Due Wednesday Nov. 15, 10 am

Comments

  • No late submissions. Given the timing of the second quiz, I will hand out solutions in class November 15.
  • This covers material in Unit 10.
  • It’s due at 10 am (Pacific) on November 15, both submitted as a PDF to Gradescope as well as committed to your GitHub repository.
  • Please see PS1 for formatting and attribution requirements.
  • Note that is is fine to hand-write solutions to the the non-coding questions, but make sure your writing is neat and insert any hand-written parts in order into your final submission.

Problems

  1. Details of the Cholesky decomposition presented in Unit 10. Work out the operation count (total number of multiplications plus divisions) for the Cholesky decomposition, including the constant c, not just the order, for terms involving \(n^{3}\) or \(n^{2}\) (e.g., \(5n^{3}/2+8n^{2}\), not \(O(n^{3})\)). You can ignore the square root and any additions/subtractions. You can ignore pivoting for the purpose of this problem. Remember not to count any steps that involve multiplying by 0 or 1. Compare your result to that given in the notes.

  2. Compare the speed of \(x=A^{-1}b\) using: (i) np.linalg.inv(A) @ b, (ii) np.linalg.solve(A, b), and (iii) Cholesky decomposition followed by solving triangular systems. To ensure that \(A\) is positive definite (needed of course for the Cholesky), you can construct a matrix \(A\) as \(A=W^{\top}W\), with the elements of the \(n\times n\) matrix \(W\) generated randomly. Note that if your Python/numpy installation is not using a fast BLAS package, all three of these approaches will likely take a lot longer than if you are using a fast BLAS (e.g., on the SCF). See Section 6.1 of Unit 10 and/or Section 5 of Unit 6.

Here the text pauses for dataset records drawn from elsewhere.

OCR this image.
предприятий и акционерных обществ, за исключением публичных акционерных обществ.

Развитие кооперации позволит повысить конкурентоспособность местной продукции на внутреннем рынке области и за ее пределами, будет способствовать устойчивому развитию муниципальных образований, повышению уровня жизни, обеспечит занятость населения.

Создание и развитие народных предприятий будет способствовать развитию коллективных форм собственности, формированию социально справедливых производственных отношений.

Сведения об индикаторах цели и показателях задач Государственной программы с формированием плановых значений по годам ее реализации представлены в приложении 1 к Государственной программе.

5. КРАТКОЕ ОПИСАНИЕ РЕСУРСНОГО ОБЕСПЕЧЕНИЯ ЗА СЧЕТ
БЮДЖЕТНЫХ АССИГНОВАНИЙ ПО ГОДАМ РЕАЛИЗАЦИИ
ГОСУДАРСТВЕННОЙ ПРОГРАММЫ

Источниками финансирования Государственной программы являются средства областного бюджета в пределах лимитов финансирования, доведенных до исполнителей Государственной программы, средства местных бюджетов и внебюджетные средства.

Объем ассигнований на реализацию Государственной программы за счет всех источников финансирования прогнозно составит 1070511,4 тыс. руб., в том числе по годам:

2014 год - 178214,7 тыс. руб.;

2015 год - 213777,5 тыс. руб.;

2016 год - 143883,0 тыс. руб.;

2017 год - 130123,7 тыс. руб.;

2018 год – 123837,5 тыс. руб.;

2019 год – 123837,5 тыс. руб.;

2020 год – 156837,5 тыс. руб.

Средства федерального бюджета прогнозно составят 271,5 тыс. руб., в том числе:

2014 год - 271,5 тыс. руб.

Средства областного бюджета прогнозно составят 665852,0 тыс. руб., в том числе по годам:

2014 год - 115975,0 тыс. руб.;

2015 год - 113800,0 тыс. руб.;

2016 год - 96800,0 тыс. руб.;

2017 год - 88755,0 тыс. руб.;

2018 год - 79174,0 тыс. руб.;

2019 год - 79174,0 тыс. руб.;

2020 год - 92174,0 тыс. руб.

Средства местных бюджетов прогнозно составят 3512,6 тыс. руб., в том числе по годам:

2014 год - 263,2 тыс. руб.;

    1. Using a single thread, how do the timing and relative ordering amongst methods compare to the order of computations we discussed in class and the notes using \(n=5000\)? Note that if one works out the complexity of the full inversion using the LU decomposition, it is \(4n^{3}/3\).

    2. Show how the timing scales with \(n\) for a few values up through \(n=5000\) for all three of the approaches.

    3. Are the results for the solution x the same numerically for methods (ii) and (iii) (up to machine precision)? Comment on how many digits in the elements of x agree, and relate this to the condition number of the calculation. You can do this for one of the smaller values of \(n\) to reduce the time to compute the condition number.

  3. The following calculation arises in solving a least squares regression problem where the coefficients are subject to an equality constraint, in particular, we want to minimize \((Y-X\beta)^{\top}(Y-X\beta)\) with respect to \(\beta\) subject to the \(m\) constraints \(A\beta=b\) for an \(m \times p\) matrix \(A\). (Each row of \(A\) represents a constraint that a linear combination of \(\beta\) equals the corresponding element of \(b\).) Solving this problem is a form of optimization called quadratic programming. Some derivation using the Lagrange multiplier approach (we’ll see this in Unit 11) gives the following solution: \[\hat{\beta}=C^{-1}d+C^{-1}A^{\top}(AC^{-1}A^{\top})^{-1}(-AC^{-1}d+b),\] where \(C=X^{\top}X\) and \(d=X^{\top}Y\). \(X\) is \(n \times p\).

    1. Describe how you would implement this in pseudo-code, taking account of the principles discussed in class in terms of matrix inverses and factorizations

    2. Write a Python function to efficiently compute \(\hat{\beta}\), using numpy or scipy’s matrix manipulation/factorization functions. Note: in reality a very efficient solution is only important when the number of regression coefficients, \(p\), is large.